Reasoning Hurts Here
DeepSeek R1 ranks 9th at 50.0%—below every non-reasoning model except Mistral. The chain-of-thought overhead (high latency, massive token usage) produces worse results than direct generation for atomic command tasks. R1 overthinks simple commands, adding unnecessary flags, quoting, or rewriting the goal as a multi-step pipeline when a single command suffices.

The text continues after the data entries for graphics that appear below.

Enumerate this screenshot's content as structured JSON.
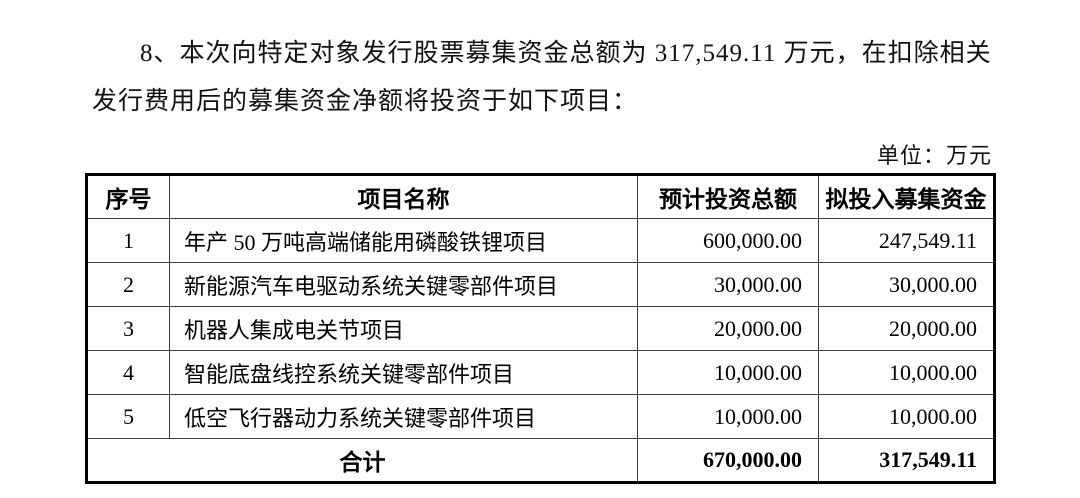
{
  "document": {
    "paragraph": {
      "line1": "8、本次向特定对象发行股票募集资金总额为 317,549.11 万元，在扣除相关",
      "line2": "发行费用后的募集资金净额将投资于如下项目："
    },
    "unit_label": "单位：万元",
    "table": {
      "headers": [
        "序号",
        "项目名称",
        "预计投资总额",
        "拟投入募集资金"
      ],
      "rows": [
        {
          "no": "1",
          "name": "年产 50 万吨高端储能用磷酸铁锂项目",
          "estimated_total": "600,000.00",
          "raised_funds": "247,549.11"
        },
        {
          "no": "2",
          "name": "新能源汽车电驱动系统关键零部件项目",
          "estimated_total": "30,000.00",
          "raised_funds": "30,000.00"
        },
        {
          "no": "3",
          "name": "机器人集成电关节项目",
          "estimated_total": "20,000.00",
          "raised_funds": "20,000.00"
        },
        {
          "no": "4",
          "name": "智能底盘线控系统关键零部件项目",
          "estimated_total": "10,000.00",
          "raised_funds": "10,000.00"
        },
        {
          "no": "5",
          "name": "低空飞行器动力系统关键零部件项目",
          "estimated_total": "10,000.00",
          "raised_funds": "10,000.00"
        }
      ],
      "total_row": {
        "label": "合计",
        "estimated_total": "670,000.00",
        "raised_funds": "317,549.11"
      }
    }
  }
}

This is consistent with the emerging pattern: reasoning models excel at complex multi-step problems but underperform on tasks where the correct answer is a single, direct action.
Speed vs Quality
| Model | Rate | Avg Latency | Quality/Second |
|---|---|---|---|
| Llama 3.3 70B | 63.1% | 728ms | 0.87 |
| Qwen 2.5 72B | 64.2% | 1,102ms | 0.58 |
| GPT-4o | 63.1% | 1,119ms | 0.56 |
| Claude Sonnet 4.5 | 67.5% | 1,275ms | 0.53 |
| DeepSeek R1 | 50.0% | 1,351ms | 0.37 |
| GLM-4.7 | 54.5% | 1,170ms | 0.47 |
| DeepSeek V3.1 | 65.5% | 1,764ms | 0.37 |
| Claude Opus 4.6 | 69.0% | 1,926ms | 0.36 |
| Mistral Large | 49.8% | 2,058ms | 0.24 |
| Gemini 2.5 Pro | 62.9% | 2,791ms | 0.23 |
Llama 3.3 70B dominates the speed/quality tradeoff at 728ms average latency with 63.1% correctness. For high-volume workloads, it delivers the most correct commands per second. Qwen 2.5 72B offers slightly higher quality (64.2%) at 1.5x the latency.

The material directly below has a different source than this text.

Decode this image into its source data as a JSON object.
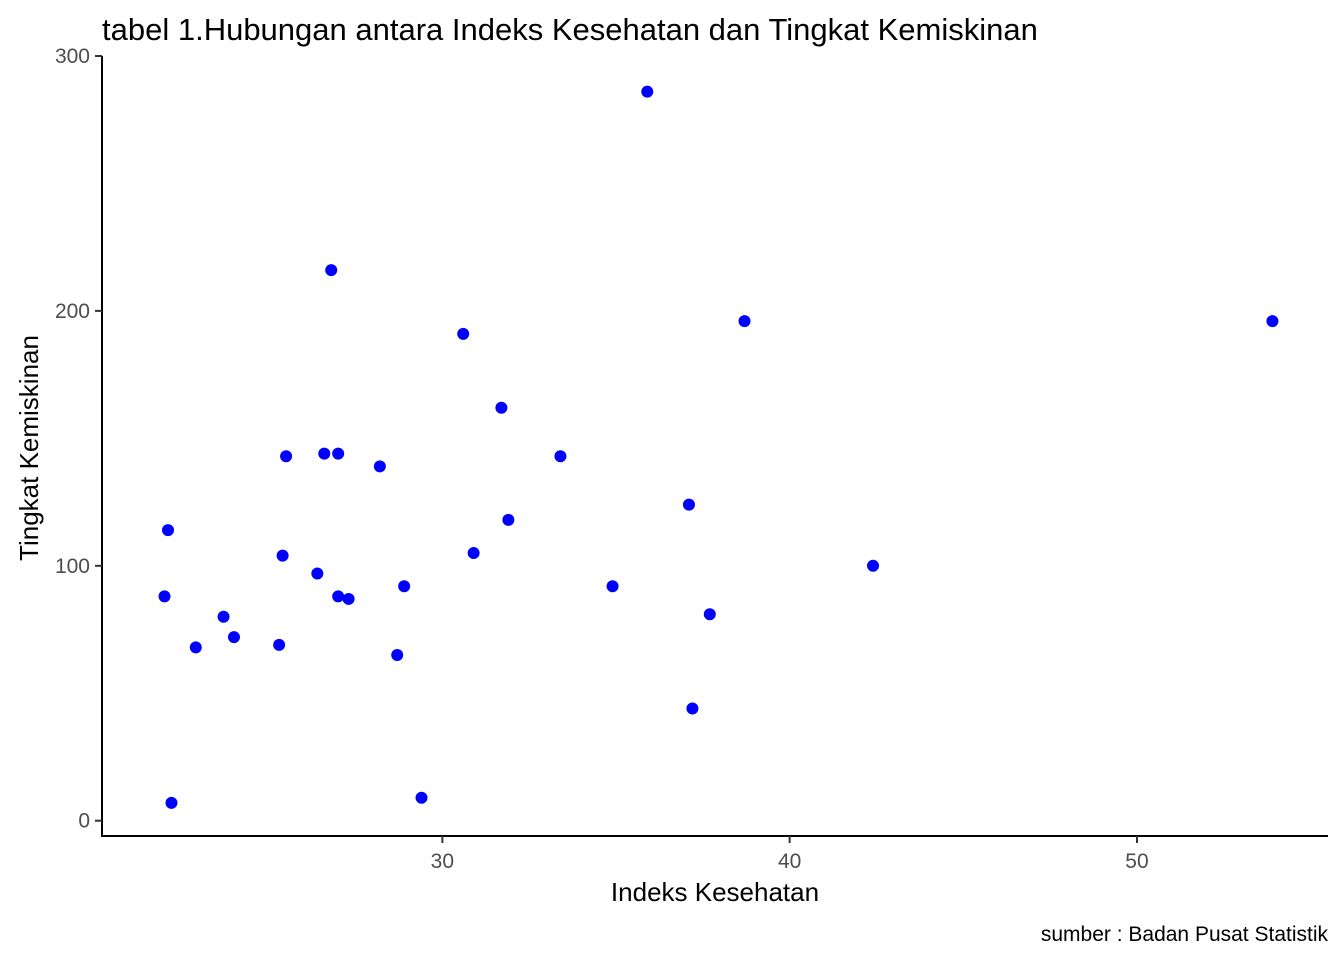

If quality is the only metric, Claude Opus 4.6 justifies its 1.9s latency with a 6-point lead over the next-fastest models at similar quality.
Methodology
464 operations derived from a first-principles taxonomy of bash/shell tool use: filesystem, text processing, network (mocked), process management, security, containers (mocked), version control, data transformation, archiving, system administration, and time operations.
Environment: Ubuntu 22.04 Docker container. No network access. Pre-baked fixture files (test data, git repos, mock binaries). Each test runs in a fresh container.
Generation: Each model generates commands with temperature=0 via OpenRouter. 10 concurrent requests per model. No retries on valid responses.
Validation: Four types, selected per-test based on output characteristics:
- output (273 tests): Exact stdout match after stripping whitespace
- regex (88 tests): Stdout matches a pattern (for nondeterministic output like timestamps, PIDs, hashes)
- cmd (49 tests): A verification command runs after the test command in the same container (for artifact-producing operations like compression, file creation, permission changes)
- exit_code (54 tests): Exit code matches expected value
All expected values were generated by running the canonical command in Docker and capturing the actual output. No hand-written expectations, no LLM judging.
The full benchmark code and results are available at github.com/agentiagency/tool-use-benchmark.